Ultra-High Performance Concrete (UHPC) INTRODUCTION
UHPC is a class of concrete defined by its exceptionally high flexural and compressive strength. UHPC was first developed in the early 1980’s and since then has been used for applications needing exceptional strength and durability like nuclear power plants, thin-profile bridges, structural beams and seawall anchor plates.UHPC derives its high performance from a carefully calibrated ratio of engineered ingredients and a mixing sequence that packs molecules closely together to create very tight bonds. The high packing density yields excellent flexural, compressive, and impact strength. Because the molecules are so tightly packed, the capillary pores that exist in traditional concrete are eliminated.
The basic raw materials of UHPC are concrete, water, sand, cement, silica fume, and plasticizers. However, UHPC is an order of magnitude different from traditional categories of concrete. No special resins, cellulose, or polymers are used to achieve the outstanding properties of architectural UHPC. Rather, the distinction lies in the size, geometry, and carefully selected chemistry of extremely small particles that combine under exacting mixing, vibration, and curing regimens to form a base matrix.
This new advanced cementitious material; the UHPC has opened the door to many potential applications and proved to be a viable solution for improving the sustainability of architecture.

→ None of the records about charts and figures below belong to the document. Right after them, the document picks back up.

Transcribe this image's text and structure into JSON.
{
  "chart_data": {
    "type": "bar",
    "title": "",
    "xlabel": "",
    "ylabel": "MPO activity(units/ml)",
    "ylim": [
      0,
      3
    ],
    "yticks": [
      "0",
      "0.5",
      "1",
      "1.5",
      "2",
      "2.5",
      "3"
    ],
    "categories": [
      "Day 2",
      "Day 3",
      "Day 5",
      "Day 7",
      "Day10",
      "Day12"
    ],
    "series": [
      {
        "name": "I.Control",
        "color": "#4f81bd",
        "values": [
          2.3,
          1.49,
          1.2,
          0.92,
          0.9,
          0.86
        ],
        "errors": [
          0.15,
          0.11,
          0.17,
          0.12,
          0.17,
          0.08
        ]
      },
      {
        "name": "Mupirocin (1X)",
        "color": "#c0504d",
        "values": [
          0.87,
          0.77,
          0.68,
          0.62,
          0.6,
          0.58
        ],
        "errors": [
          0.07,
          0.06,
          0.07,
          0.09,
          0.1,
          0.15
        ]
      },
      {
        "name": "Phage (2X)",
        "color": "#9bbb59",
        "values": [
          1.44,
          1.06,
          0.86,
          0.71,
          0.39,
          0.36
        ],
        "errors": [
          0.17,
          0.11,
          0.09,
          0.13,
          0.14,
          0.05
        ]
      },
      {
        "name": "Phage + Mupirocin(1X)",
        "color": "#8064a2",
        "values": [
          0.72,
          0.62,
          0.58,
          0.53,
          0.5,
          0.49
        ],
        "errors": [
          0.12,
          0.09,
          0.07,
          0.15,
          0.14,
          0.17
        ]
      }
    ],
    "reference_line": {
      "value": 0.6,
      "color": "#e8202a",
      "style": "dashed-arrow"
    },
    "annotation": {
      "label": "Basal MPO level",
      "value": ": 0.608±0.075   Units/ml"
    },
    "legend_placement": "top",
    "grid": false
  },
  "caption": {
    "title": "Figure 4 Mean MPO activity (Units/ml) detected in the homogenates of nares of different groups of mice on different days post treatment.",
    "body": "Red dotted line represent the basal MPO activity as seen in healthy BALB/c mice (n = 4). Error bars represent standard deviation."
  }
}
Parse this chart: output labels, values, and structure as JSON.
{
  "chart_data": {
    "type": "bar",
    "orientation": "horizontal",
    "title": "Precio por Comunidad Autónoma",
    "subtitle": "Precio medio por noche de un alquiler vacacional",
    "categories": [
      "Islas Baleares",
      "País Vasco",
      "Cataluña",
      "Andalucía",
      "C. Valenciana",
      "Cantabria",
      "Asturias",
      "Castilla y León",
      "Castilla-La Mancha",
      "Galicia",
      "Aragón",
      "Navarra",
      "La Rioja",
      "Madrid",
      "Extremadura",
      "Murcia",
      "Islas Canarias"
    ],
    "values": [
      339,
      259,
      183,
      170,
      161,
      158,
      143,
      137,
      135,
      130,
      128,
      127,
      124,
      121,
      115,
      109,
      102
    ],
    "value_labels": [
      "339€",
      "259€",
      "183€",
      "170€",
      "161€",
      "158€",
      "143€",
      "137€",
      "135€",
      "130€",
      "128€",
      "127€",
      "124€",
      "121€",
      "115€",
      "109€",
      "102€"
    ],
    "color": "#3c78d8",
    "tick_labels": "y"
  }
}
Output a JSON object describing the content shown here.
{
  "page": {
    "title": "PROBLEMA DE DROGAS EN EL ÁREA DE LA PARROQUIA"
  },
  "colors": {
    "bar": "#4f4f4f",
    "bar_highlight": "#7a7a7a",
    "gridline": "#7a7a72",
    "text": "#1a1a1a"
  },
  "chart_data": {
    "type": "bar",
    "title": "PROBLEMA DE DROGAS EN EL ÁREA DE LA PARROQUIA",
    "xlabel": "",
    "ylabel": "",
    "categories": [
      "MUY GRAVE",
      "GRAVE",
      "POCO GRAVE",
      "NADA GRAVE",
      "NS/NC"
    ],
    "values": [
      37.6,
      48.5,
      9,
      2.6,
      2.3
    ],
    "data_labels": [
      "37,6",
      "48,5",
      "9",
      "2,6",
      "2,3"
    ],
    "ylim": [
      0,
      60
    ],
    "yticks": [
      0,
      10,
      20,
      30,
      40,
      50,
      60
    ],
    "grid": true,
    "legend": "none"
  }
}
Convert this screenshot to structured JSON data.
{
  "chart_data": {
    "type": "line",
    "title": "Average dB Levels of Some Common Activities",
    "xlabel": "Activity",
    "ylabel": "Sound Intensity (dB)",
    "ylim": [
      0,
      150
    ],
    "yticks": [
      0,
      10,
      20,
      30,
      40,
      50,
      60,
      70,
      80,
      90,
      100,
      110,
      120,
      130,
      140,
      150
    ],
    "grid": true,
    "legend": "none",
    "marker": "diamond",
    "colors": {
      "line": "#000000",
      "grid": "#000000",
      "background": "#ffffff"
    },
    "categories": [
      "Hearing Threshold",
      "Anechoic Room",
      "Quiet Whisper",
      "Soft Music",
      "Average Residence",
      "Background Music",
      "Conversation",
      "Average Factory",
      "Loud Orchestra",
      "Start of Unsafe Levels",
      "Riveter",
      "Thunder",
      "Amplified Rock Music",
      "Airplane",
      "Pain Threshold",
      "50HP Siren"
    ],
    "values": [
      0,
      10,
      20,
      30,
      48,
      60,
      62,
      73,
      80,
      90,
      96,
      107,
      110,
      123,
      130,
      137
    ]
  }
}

Although UHPC is higher in production cost, it would be more realistic to look at the costs on the basis of the entire project. Due to its high strength one is able to use panels that are smaller in cross sectional area (slender and light structural or façade components) thus leading to savings in prestressing and reinforcing steel.
UHPC has good workability, low creep and shrinkage losses, and high wearing resistance. Its excellent durability results in longevity of structures and a reduction in overall maintenance or repair costs.
UHPC posses ceramic properties such as impermeability to water, heat resistant, and surface behaviors making it ideal for usage in high strength applications.